The report outlines criteria for choosing those initial, high-priority areas including:
1. Choose areas rich in different wildlife, particularly where the deep endemic birds (those of unique, ancient lineage), can still be found.
2. It’s not just about predators – are there other issues in a particular area that stop wildlife thriving – eg goats, wasps?
3. Mix it up – “The areas chosen should be in different regions of New Zealand, include different ecosystems, and not be restricted to the conservation estate.”
4. Supersize me – “Committing to clearing predators from large areas is important. Large safe areas can support more abundant wildlife… [and] support larger populations of any species, thus maintaining greater genetic diversity.”
5. Pick somewhere defensible – like peninsulas.
6. Plan to ‘join the dots’ – “The potential for connecting different areas through wildlife corridors should be considered.”

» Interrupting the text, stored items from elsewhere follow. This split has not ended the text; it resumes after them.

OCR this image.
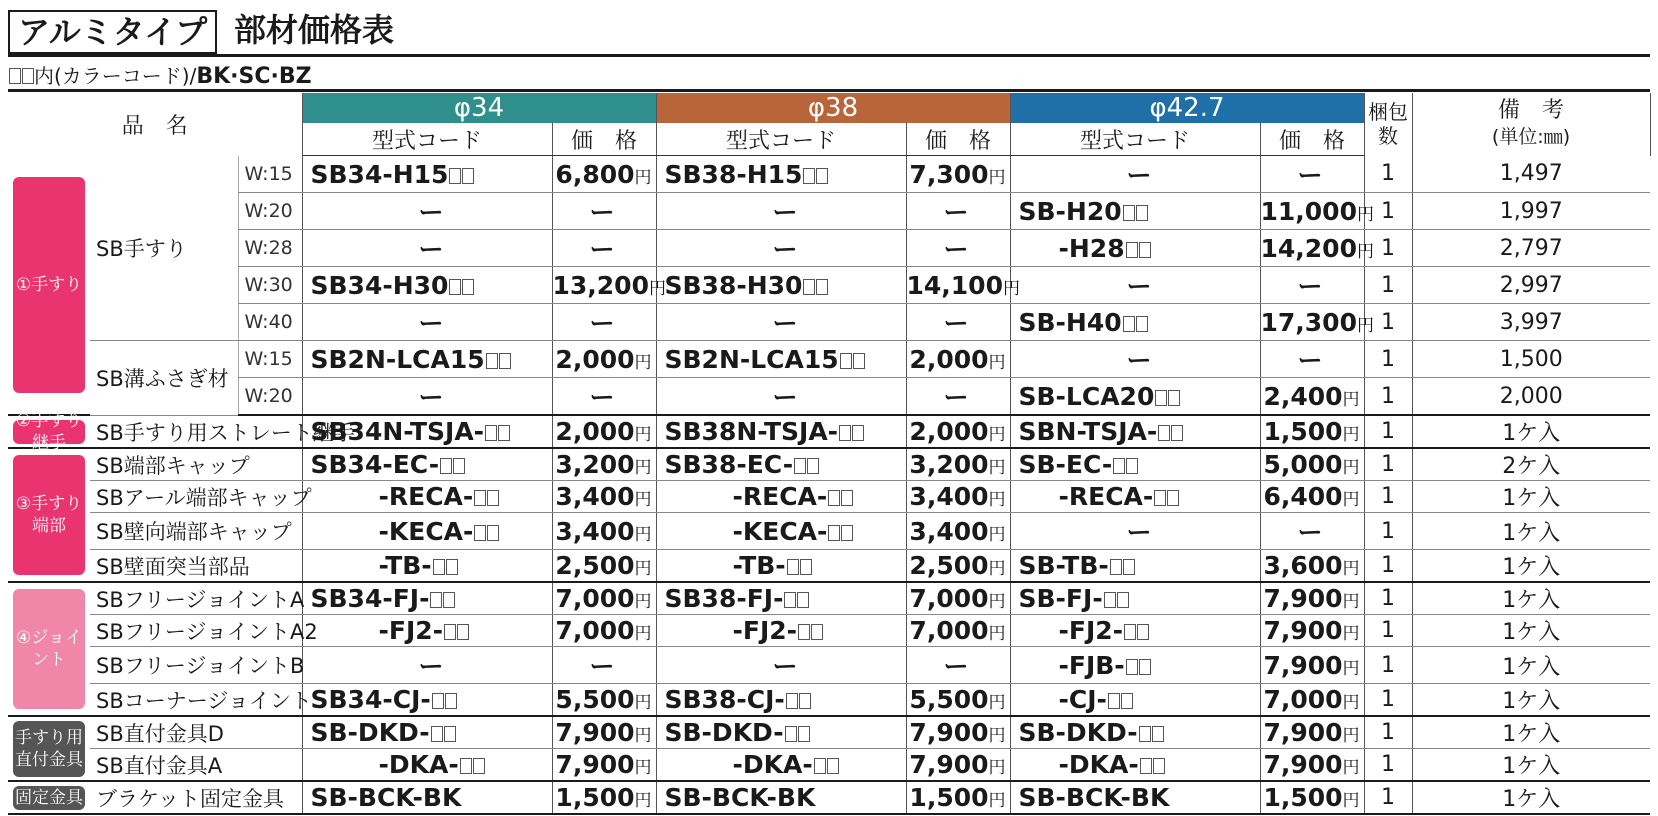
アルミタイプ 部材価格表
内(カラーコード)/BK·SC·BZ
品　名			φ34		φ38		φ42.7		梱包数	備　考
(単位:㎜)

			型式コード	価　格	型式コード	価　格	型式コード	価　格		

①手すり	SB手すり	W:15	SB34-H15	6,800円	SB38-H15	7,300円	ー	ー	1	1,497
		W:20	ー	ー	ー	ー	SB-H20	11,000円	1	1,997
		W:28	ー	ー	ー	ー	-H28	14,200円	1	2,797
		W:30	SB34-H30	13,200円	SB38-H30	14,100円	ー	ー	1	2,997
		W:40	ー	ー	ー	ー	SB-H40	17,300円	1	3,997
	SB溝ふさぎ材	W:15	SB2N-LCA15	2,000円	SB2N-LCA15	2,000円	ー	ー	1	1,500
		W:20	ー	ー	ー	ー	SB-LCA20	2,400円	1	2,000

②手すり継手	SB手すり用ストレート継手		SB34N-TSJA-	2,000円	SB38N-TSJA-	2,000円	SBN-TSJA-	1,500円	1	1ケ入

③手すり端部	SB端部キャップ		SB34-EC-	3,200円	SB38-EC-	3,200円	SB-EC-	5,000円	1	2ケ入
	SBアール端部キャップ		-RECA-	3,400円	-RECA-	3,400円	-RECA-	6,400円	1	1ケ入
	SB壁向端部キャップ		-KECA-	3,400円	-KECA-	3,400円	ー	ー	1	1ケ入
	SB壁面突当部品		-TB-	2,500円	-TB-	2,500円	SB-TB-	3,600円	1	1ケ入

④ジョイント	SBフリージョイントA		SB34-FJ-	7,000円	SB38-FJ-	7,000円	SB-FJ-	7,900円	1	1ケ入
	SBフリージョイントA2		-FJ2-	7,000円	-FJ2-	7,000円	-FJ2-	7,900円	1	1ケ入
	SBフリージョイントB		ー	ー	ー	ー	-FJB-	7,900円	1	1ケ入
	SBコーナージョイント		SB34-CJ-	5,500円	SB38-CJ-	5,500円	-CJ-	7,000円	1	1ケ入

手すり用直付金具	SB直付金具D		SB-DKD-	7,900円	SB-DKD-	7,900円	SB-DKD-	7,900円	1	1ケ入
	SB直付金具A		-DKA-	7,900円	-DKA-	7,900円	-DKA-	7,900円	1	1ケ入

固定金具	ブラケット固定金具		SB-BCK-BK	1,500円	SB-BCK-BK	1,500円	SB-BCK-BK	1,500円	1	1ケ入
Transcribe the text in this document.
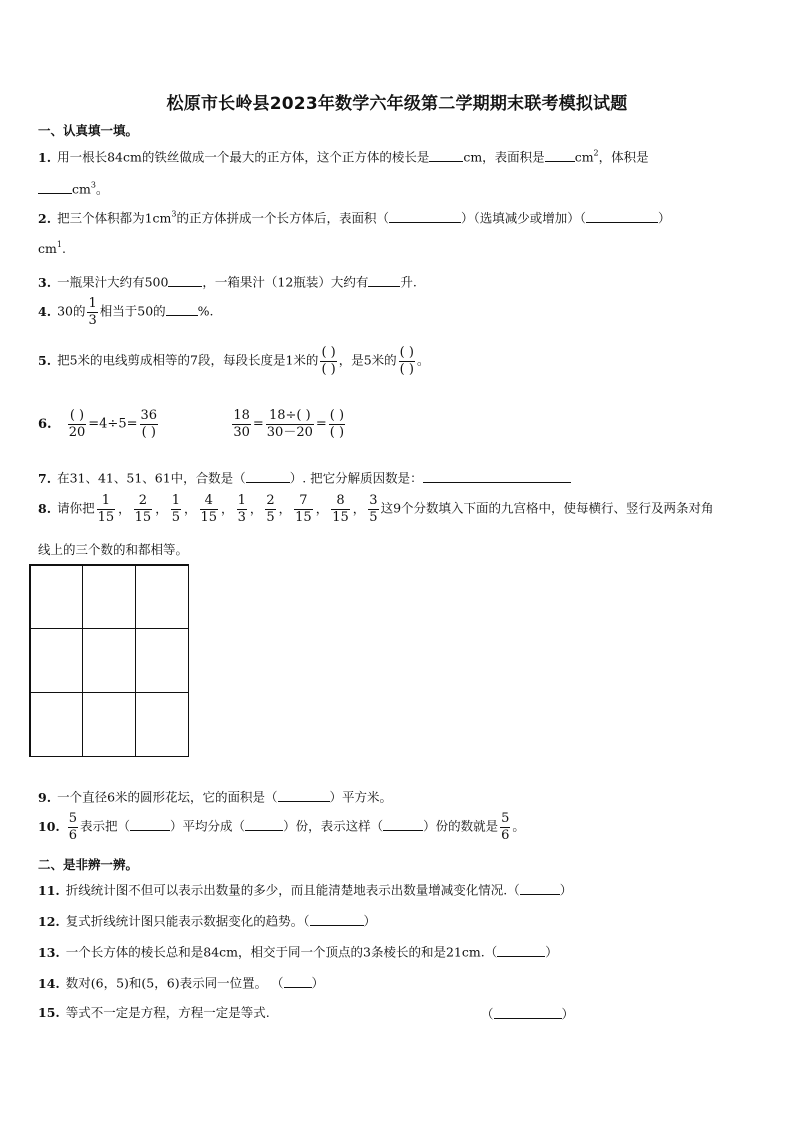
松原市长岭县2023年数学六年级第二学期期末联考模拟试题
一、认真填一填。
1. 用一根长84cm的铁丝做成一个最大的正方体，这个正方体的棱长是	cm，表面积是 $cm^2$，体积是
$cm^3$。
2. 把三个体积都为$1cm^3$的正方体拼成一个长方体后，表面积（	）（选填减少或增加）（	）
$cm^1$.
3. 一瓶果汁大约有500	，一箱果汁（12瓶装）大约有	升.
4. 30的 $\frac{1}{3}$ 相当于50的	%.
5. 把5米的电线剪成相等的7段，每段长度是1米的 $\frac{( )}{( )}$ ，是5米的 $\frac{( )}{( )}$ 。
6. $\frac{( )}{20} =4\div 5= \frac{36}{( )}$
	$\frac{18}{30} = \frac{18\div( )}{30-20} = \frac{( )}{( )}$
7. 在31、41、51、61中，合数是（	）. 把它分解质因数是：
8. 请你把 $\frac{1}{15}$ ， $\frac{2}{15}$ ， $\frac{1}{5}$ ， $\frac{4}{15}$ ， $\frac{1}{3}$ ， $\frac{2}{5}$ ， $\frac{7}{15}$ ， $\frac{8}{15}$ ， $\frac{3}{5}$ 这9个分数填入下面的九宫格中，使每横行、竖行及两条对角
线上的三个数的和都相等。
9. 一个直径6米的圆形花坛，它的面积是（	）平方米。
10. $\frac{5}{6}$ 表示把（	）平均分成（	）份，表示这样（	）份的数就是 $\frac{5}{6}$ 。
二、是非辨一辨。
11. 折线统计图不但可以表示出数量的多少，而且能清楚地表示出数量增减变化情况.（	）
12. 复式折线统计图只能表示数据变化的趋势。（	）
13. 一个长方体的棱长总和是84cm，相交于同一个顶点的3条棱长的和是21cm.（	）
14. 数对(6，5)和(5，6)表示同一位置。 （ ）
15. 等式不一定是方程，方程一定是等式.	（	）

7. Seek local support – “The support of local communities for restoring natural heritage – and for the methods used to kill predators – may be an important factor.”

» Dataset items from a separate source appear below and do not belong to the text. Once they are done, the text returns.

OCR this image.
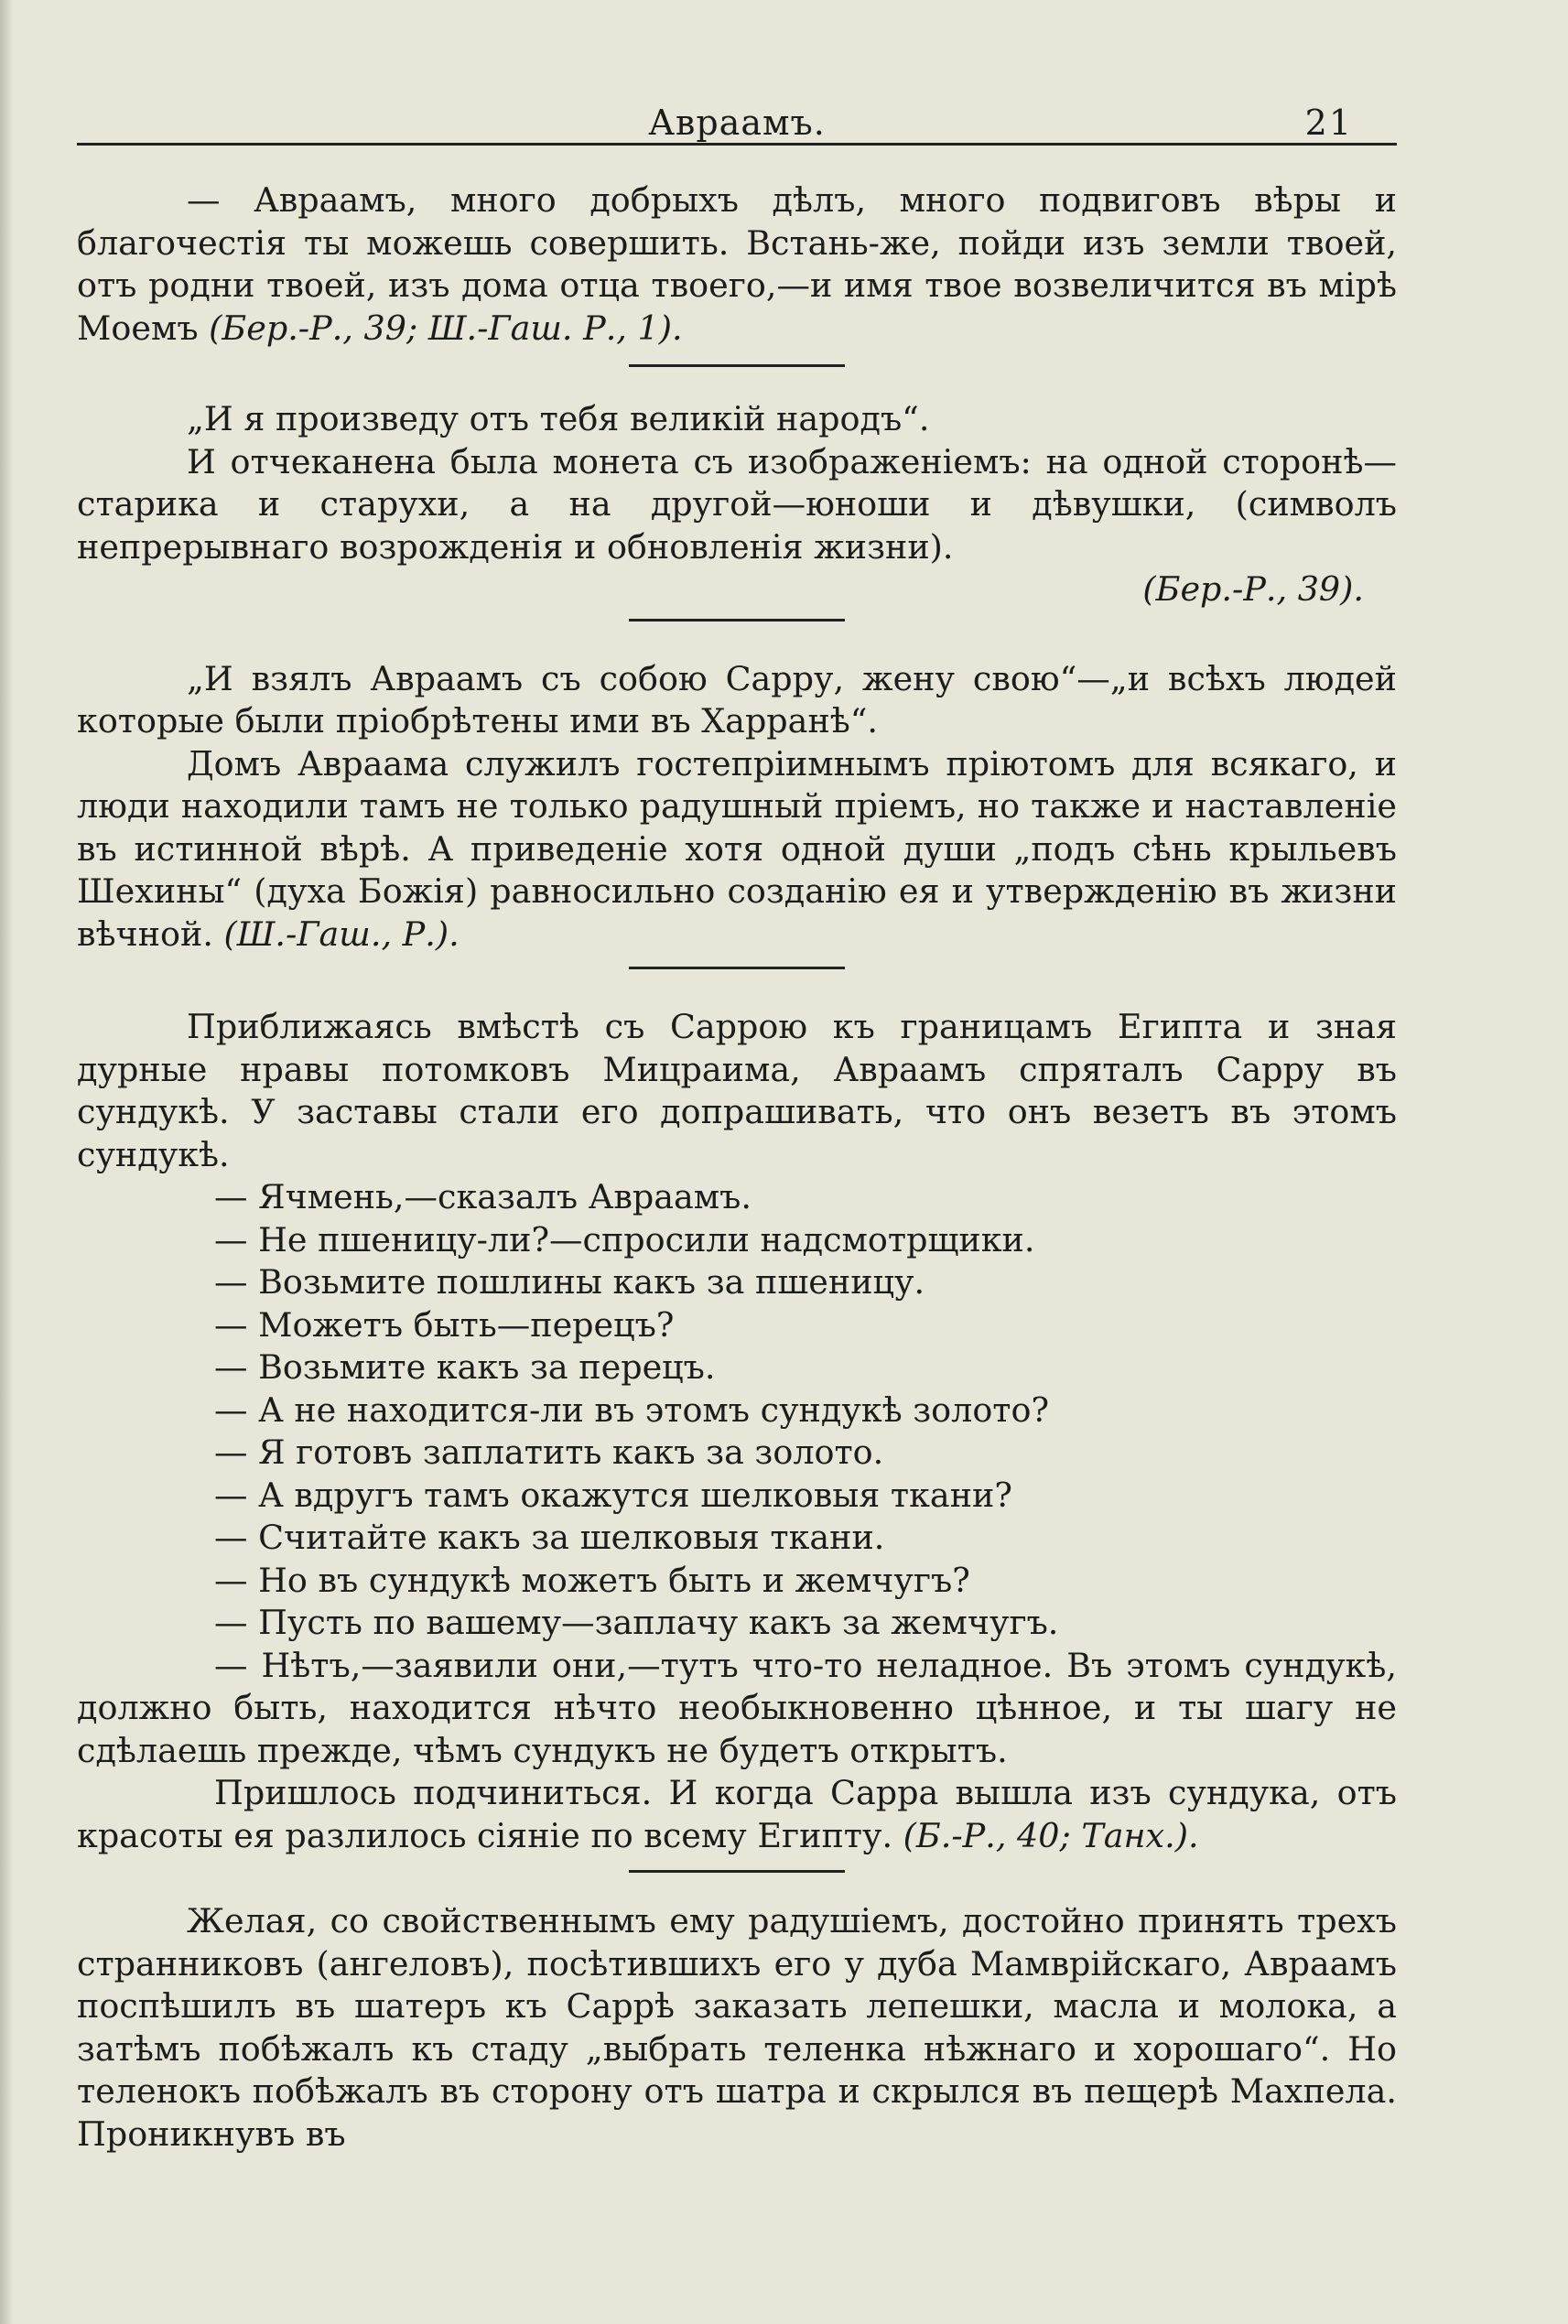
Авраамъ.	21

— Авраамъ, много добрыхъ дѣлъ, много подвиговъ вѣры и благочестія ты можешь совершить. Встань-же, пойди изъ земли твоей, отъ родни твоей, изъ дома отца твоего,—и имя твое возвеличится въ мірѣ Моемъ (Бер.-Р., 39; Ш.-Гаш. Р., 1).

„И я произведу отъ тебя великій народъ“.

И отчеканена была монета съ изображеніемъ: на одной сторонѣ—старика и старухи, а на другой—юноши и дѣвушки, (символъ непрерывнаго возрожденія и обновленія жизни).

(Бер.-Р., 39).

„И взялъ Авраамъ съ собою Сарру, жену свою“—„и всѣхъ людей которые были пріобрѣтены ими въ Харранѣ“.

Домъ Авраама служилъ гостепріимнымъ пріютомъ для всякаго, и люди находили тамъ не только радушный пріемъ, но также и наставленіе въ истинной вѣрѣ. А приведеніе хотя одной души „подъ сѣнь крыльевъ Шехины“ (духа Божія) равносильно созданію ея и утвержденію въ жизни вѣчной. (Ш.-Гаш., Р.).

Приближаясь вмѣстѣ съ Саррою къ границамъ Египта и зная дурные нравы потомковъ Мицраима, Авраамъ спряталъ Сарру въ сундукѣ. У заставы стали его допрашивать, что онъ везетъ въ этомъ сундукѣ.

— Ячмень,—сказалъ Авраамъ.

— Не пшеницу-ли?—спросили надсмотрщики.

— Возьмите пошлины какъ за пшеницу.

— Можетъ быть—перецъ?

— Возьмите какъ за перецъ.

— А не находится-ли въ этомъ сундукѣ золото?

— Я готовъ заплатить какъ за золото.

— А вдругъ тамъ окажутся шелковыя ткани?

— Считайте какъ за шелковыя ткани.

— Но въ сундукѣ можетъ быть и жемчугъ?

— Пусть по вашему—заплачу какъ за жемчугъ.

— Нѣтъ,—заявили они,—тутъ что-то неладное. Въ этомъ сундукѣ, должно быть, находится нѣчто необыкновенно цѣнное, и ты шагу не сдѣлаешь прежде, чѣмъ сундукъ не будетъ открытъ.

Пришлось подчиниться. И когда Сарра вышла изъ сундука, отъ красоты ея разлилось сіяніе по всему Египту. (Б.-Р., 40; Танх.).

Желая, со свойственнымъ ему радушіемъ, достойно принять трехъ странниковъ (ангеловъ), посѣтившихъ его у дуба Мамврійскаго, Авраамъ поспѣшилъ въ шатеръ къ Саррѣ заказать лепешки, масла и молока, а затѣмъ побѣжалъ къ стаду „выбрать теленка нѣжнаго и хорошаго“. Но теленокъ побѣжалъ въ сторону отъ шатра и скрылся въ пещерѣ Махпела. Проникнувъ въ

So back to that road map – we’ve located some priority locations for the early part of the journey. What else do we need to plan?
Everyone has a role to play, but someone needs to lead the team.
“Another dimension of a plan for Predator Free 2050 would need to be coordination with other initiatives to restore natural heritage… A Crown entity – Predator Free 2050 Ltd – has been created, but it is not evident how this organisation will interact with the Department of Conservation and the great range of different players, all with different mandates and priorities…”
“Clarity will be needed on what needs to be done in targeted areas, and on who is responsible for what… Maintenance of suppression is vital. Without commitment to ongoing control of predators, it may not be worth beginning to clear them from some areas. Then there are questions of resources. Where does funding come from and how can it be optimally spent? Finally, there must be some way of assessing progress.”
Based on all these considerations, the PCE’s first recommendation to Government is:
“I recommend that the Minister for the Environment and the Minister of Conservation direct officials to establish an expert committee to advise on a portfolio of large priority areas for sustained and effective predator control that will allow birds and other native wildlife to thrive.”